50 Jahre Militärputsch in Chile und seine Folgen heute: Aus den Fehlern eines selbstgerechten Westens lernen

Veröffentlicht am 11. September 2023

Zum Jahrestag des Putsches in Chile erklären Max Lucks, Berichterstatter für Lateinamerika, und Jürgen Trittin, außenpolitischer Sprecher der Bundestagsfraktion Bündnis 90/Die Grünen:

Vor 50 Jahren, am 11. September 1973, putschte in Chile – mit Unterstützung der USA – das Militär. Der gewählte Präsident Salvador Allende wurde ebenso ermordet wie über 3000 weitere Menschen. Das Militär folterte und beging schwere Verbrechen gegen die Menschlichkeit, unter anderem in der von einem Deutschen geleiteten Colonia Dignidad.

Der Sturz einer gewählten Regierung, Mord und Folter geschahen im Namen des Kampfes gegen den Kommunismus. Dies galt nicht nur für Chile. US-Präsident Richard Nixon und sein Sicherheitsberater Henry Kissinger überzogen unter diesem Vorwand fast ganz Lateinamerika mit Diktaturen. In Wahrheit ging es ihnen um die Sicherung ihres „Hinterhofs“.

Es ist ein historischer Fehler, dass die Bundesrepublik Deutschland darauf nicht klar und eindeutig reagierte. Zwar nahmen BRD und DDR Tausende Flüchtlinge auf, darunter Chiles spätere Präsidentin Michelle Bachelet.

Doch die CSU sah in dem Putsch „einen süßen Klang der Ordnung“ (Franz Josef Strauß). Der CDU-Generalsekretär Bruno Heck fand das Leben im Folterstadion von Santiago „bei sonnigen Wetter recht angenehm“. Während viele Sozialdemokraten die gestürzte Regierung verteidigten, scheute sich Bundeskanzler Helmut Schmidt nicht, mit einer weiteren Militärdiktatur in Brasilien einen Atomvertrag zu schließen, der heute noch in Kraft ist.

Die Werte der Demokratie kurzfristigen Wirtschaftsinteressen zu opfern und dafür einen vermeintlichen Kampf gegen den Kommunismus vorzuschieben, war schlechte Realpolitik. Die Folgen wirken bis heute fort. Zum einen wurden Chile und ganz Lateinamerika unter der Diktatur zu einem Experimentierfeld neoliberaler Wirtschaftspolitik, die viele Menschen verarmen ließ. Die Ungleichheit wuchs.

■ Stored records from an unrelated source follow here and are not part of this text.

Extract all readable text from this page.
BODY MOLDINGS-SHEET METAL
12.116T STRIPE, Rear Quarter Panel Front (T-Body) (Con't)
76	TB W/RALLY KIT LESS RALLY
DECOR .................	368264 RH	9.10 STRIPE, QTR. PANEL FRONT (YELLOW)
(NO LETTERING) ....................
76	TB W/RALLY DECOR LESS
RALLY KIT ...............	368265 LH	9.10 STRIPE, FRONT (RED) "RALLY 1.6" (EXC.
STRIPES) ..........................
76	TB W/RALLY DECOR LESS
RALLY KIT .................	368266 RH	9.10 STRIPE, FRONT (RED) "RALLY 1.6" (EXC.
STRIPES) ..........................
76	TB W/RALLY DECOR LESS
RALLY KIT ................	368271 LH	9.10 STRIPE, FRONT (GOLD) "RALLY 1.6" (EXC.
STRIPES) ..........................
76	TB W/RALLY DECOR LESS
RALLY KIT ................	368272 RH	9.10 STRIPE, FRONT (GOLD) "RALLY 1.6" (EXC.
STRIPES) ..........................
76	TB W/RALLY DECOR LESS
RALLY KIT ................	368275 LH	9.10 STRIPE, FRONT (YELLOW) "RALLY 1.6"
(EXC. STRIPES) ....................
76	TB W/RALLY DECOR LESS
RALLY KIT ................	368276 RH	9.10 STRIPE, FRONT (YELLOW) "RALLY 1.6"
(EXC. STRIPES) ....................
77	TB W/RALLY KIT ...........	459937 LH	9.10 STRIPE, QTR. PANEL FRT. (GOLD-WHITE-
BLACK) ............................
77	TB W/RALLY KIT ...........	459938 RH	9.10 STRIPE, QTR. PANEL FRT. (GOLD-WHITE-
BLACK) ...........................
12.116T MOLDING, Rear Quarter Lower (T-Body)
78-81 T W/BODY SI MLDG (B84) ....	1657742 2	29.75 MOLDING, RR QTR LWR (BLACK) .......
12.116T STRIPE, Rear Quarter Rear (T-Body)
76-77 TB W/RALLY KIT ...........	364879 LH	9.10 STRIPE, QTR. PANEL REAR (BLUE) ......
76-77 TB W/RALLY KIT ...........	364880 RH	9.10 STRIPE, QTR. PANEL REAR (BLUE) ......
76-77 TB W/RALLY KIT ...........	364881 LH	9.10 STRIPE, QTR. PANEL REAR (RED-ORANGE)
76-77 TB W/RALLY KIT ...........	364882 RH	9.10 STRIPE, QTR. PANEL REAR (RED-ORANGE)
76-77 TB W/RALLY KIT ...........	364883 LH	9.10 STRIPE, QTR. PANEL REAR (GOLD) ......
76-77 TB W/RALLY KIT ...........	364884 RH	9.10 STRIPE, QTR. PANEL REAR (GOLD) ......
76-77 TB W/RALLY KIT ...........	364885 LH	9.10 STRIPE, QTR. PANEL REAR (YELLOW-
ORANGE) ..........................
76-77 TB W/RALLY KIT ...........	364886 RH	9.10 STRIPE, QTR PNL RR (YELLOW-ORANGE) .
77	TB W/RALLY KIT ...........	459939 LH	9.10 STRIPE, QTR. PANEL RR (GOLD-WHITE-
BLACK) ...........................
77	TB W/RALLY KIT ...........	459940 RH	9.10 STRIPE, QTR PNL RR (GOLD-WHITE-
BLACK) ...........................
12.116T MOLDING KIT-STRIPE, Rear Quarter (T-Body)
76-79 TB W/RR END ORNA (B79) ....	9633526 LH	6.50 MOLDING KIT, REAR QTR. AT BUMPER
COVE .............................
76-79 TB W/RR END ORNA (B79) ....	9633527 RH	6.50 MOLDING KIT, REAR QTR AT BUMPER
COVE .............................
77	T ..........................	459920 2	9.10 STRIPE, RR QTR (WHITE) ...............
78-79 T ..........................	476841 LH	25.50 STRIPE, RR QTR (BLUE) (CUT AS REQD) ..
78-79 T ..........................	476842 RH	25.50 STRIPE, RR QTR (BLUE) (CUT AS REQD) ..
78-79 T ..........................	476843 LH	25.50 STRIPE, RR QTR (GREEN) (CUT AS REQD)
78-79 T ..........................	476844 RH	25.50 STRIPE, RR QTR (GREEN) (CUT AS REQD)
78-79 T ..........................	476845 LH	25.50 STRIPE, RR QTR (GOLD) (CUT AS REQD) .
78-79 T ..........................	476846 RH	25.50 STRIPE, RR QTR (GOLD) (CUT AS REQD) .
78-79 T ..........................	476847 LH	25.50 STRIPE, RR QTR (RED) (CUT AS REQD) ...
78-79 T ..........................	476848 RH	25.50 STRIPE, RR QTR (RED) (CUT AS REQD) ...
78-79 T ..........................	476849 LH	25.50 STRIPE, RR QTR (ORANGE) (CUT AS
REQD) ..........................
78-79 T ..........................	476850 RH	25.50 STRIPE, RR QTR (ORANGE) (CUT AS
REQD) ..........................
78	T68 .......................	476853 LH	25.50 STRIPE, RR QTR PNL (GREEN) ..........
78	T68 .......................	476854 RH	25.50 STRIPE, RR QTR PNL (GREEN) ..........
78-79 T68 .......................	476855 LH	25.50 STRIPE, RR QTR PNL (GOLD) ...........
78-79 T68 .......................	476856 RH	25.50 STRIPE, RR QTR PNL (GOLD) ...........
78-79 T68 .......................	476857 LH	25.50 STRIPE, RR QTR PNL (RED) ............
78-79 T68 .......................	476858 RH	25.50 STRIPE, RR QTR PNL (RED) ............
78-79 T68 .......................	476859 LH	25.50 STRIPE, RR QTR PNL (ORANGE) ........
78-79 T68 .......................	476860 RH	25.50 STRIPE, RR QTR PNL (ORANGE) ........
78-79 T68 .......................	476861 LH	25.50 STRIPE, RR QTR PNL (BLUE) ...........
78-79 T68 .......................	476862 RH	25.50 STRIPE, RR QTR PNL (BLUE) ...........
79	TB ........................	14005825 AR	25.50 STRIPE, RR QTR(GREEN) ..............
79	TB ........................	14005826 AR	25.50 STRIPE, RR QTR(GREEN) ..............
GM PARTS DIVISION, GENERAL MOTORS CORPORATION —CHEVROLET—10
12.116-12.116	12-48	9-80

Diese gesellschaftliche Spaltung ist eine der Ursachen, aufgrund derer es jüngst nicht gelang, in Chile eine neue Verfassung zu verabschieden und damit die Diktatur endgültig zu überwinden.

Global schadet die schlechte Realpolitik der Siebziger noch heute. Gerade in der Auseinandersetzung mit Russlands Krieg in der Ukraine sehen viele Gesellschaften in den USA und Europa einen selbstgerechten „Westen“, gegen den man Demokratie, Rechtsstaat und Freiheit mühsam und unter Opfern erkämpfen musste.

Kluge Realpolitik ist eine wertegebundene Realpolitik. Nur wenn wir uns an Regeln halten, werden wir Bündnispartner für eine Welt mit Regeln finden. Deshalb ist ein klarer Bruch mit der Politik der Siebziger Jahre notwendig. Außenministerin Baerbock und Bundeskanzler Scholz haben dies bei ihren Besuchen in Lateinamerika deutlich gemacht. Nun gilt es, Präsident Boric als Wertepartner Europas in seinem Versuch zu unterstützen, einen neuen und nun erfolgreichen Verfassungsprozess anzustoßen. Dafür sollte die chilenische Regierung im Kampf gegen Desinformation aktiv unterstützt werden.

Dass Deutschland sich an der Gedenkstätte zur Erinnerung an die Opfer der Colonia Dignidad beteiligt, ist ein spätes – aber wichtiges – Signal, Verantwortung zu übernehmen.